Strict government guidelines prevent shops from touting “discounts” unless the same item has been on sale at a higher price immediately before the promotion began.
They also require disclosures to make clear to consumers how pricing has changed. But that does not prevent retailers from displaying products in far more prominent positions while they are on sale, or from limiting discounts to lines that rarely sell at full price.
Retail executives are watching consumer behaviour for signs of nervousness after Britain’s decision to leave the EU, which has caused a sharp depreciation in sterling and triggered uncertainty over the future relationship between the country and important trading partners.
However, analysts say it will be some months before the expiration of hedging arrangements forces stores to raise their prices.
Thomas Cook’s results
Investors in Thomas Cook will hope that holidaymakers’ fears of global terror attacks have dwindled, as the travel company reports full-year results on Wednesday.
Shares in the company have fallen by a third in the past year, as a spate of terrorist attacks deterred customers from jetting away.
It moved to adapt to the changing preferences of rattled tourists, shifting capacity from Turkey following the July coup, to destinations in Spain, the western Mediterranean and long-haul destinations such as the US, where bookings have risen.
Yet this was not enough to offset the loss of business in previously popular destinations, and summer bookings fell 4 per cent year-on-year.
Despite this, the 175-year-old company has remained bullish in its recent forecasts and, in a September update, it said it expects full-year earnings to be in line with expectations of about £300m.
Before a turbulent 2016, the package holiday company had been steering a turnround, returning to profit in 2015, the first time it recorded gains in five years following a near-collapse in 2011.
The group revealed last week that it is to open a further 14 hotels as part of its own-brand portfolio within the next two years.
ThyssenKrupp investors eye 2017 hint
When ThyssenKrupp publishes its full-year results on Thursday, investors are expected to take only a quick glance at the figures before scrutinising guidance for 2017, the restructuring of management, and any hints of progress in the talks with India’s Tata Steel about merging their European operations.
There is little room for a surprise this year as ThyssenKrupp already cut its outlook, in August, for operating income to a “minimum” of €1.4bn, from between €1.6bn and €1.9bn, following a steep fall in the price of steel that lasted longer than projected.
Analysts expect to see €1.44bn in operating income, reflecting a 12 per cent decline from the prior year, according to Bloomberg estimates.

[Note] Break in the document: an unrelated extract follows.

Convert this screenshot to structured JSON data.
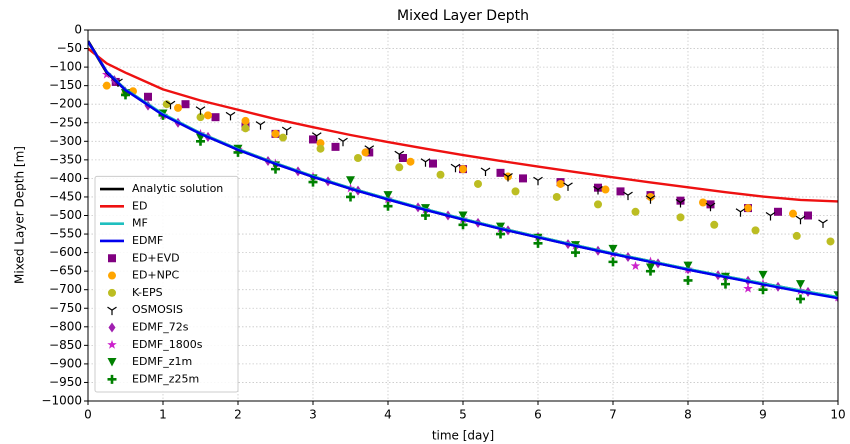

Michael Shillaker, analyst at Credit Suisse, said the group’s guidance for 2017 is likely to reflect some caution as raw materials prices have been rising faster than steel prices. Analysts are projecting 2017 operating profit of €1.85bn.
He added the market will look closely at the industrial solutions business, which has been suffering a downturn amid what the group calls an “extremely challenging environment”.
United Utilities seeks focus shift
With its shares having been buffeted in recent months by regulatory uncertainty and the bond sell-off after the US election, United Utilities’ results on Wednesday will give the water supplier a chance to move the focus back to trading. Unfortunately, the headlines are unlikely to impress.
Analysts expect United Utilities to report a drop in net income on flat operating profit, as inflation pushes interest charges higher before it feeds through to revenue.
Deutsche Bank forecasts the group to post clean interim operating earnings of £312m, up 1 per cent year on year, and an 8 per cent fall in pre-exceptional profit before tax to £189m. Net debt — about half of which is index-linked — could rise about 6 per cent to £6.3bn.
Beyond the figures, investors will seek guidance on proposals by Ofwat, the water regulator, to adjust cost of debt allowances and encourage residential competition. The shares, however, are likely to remain a hostage to the bond market.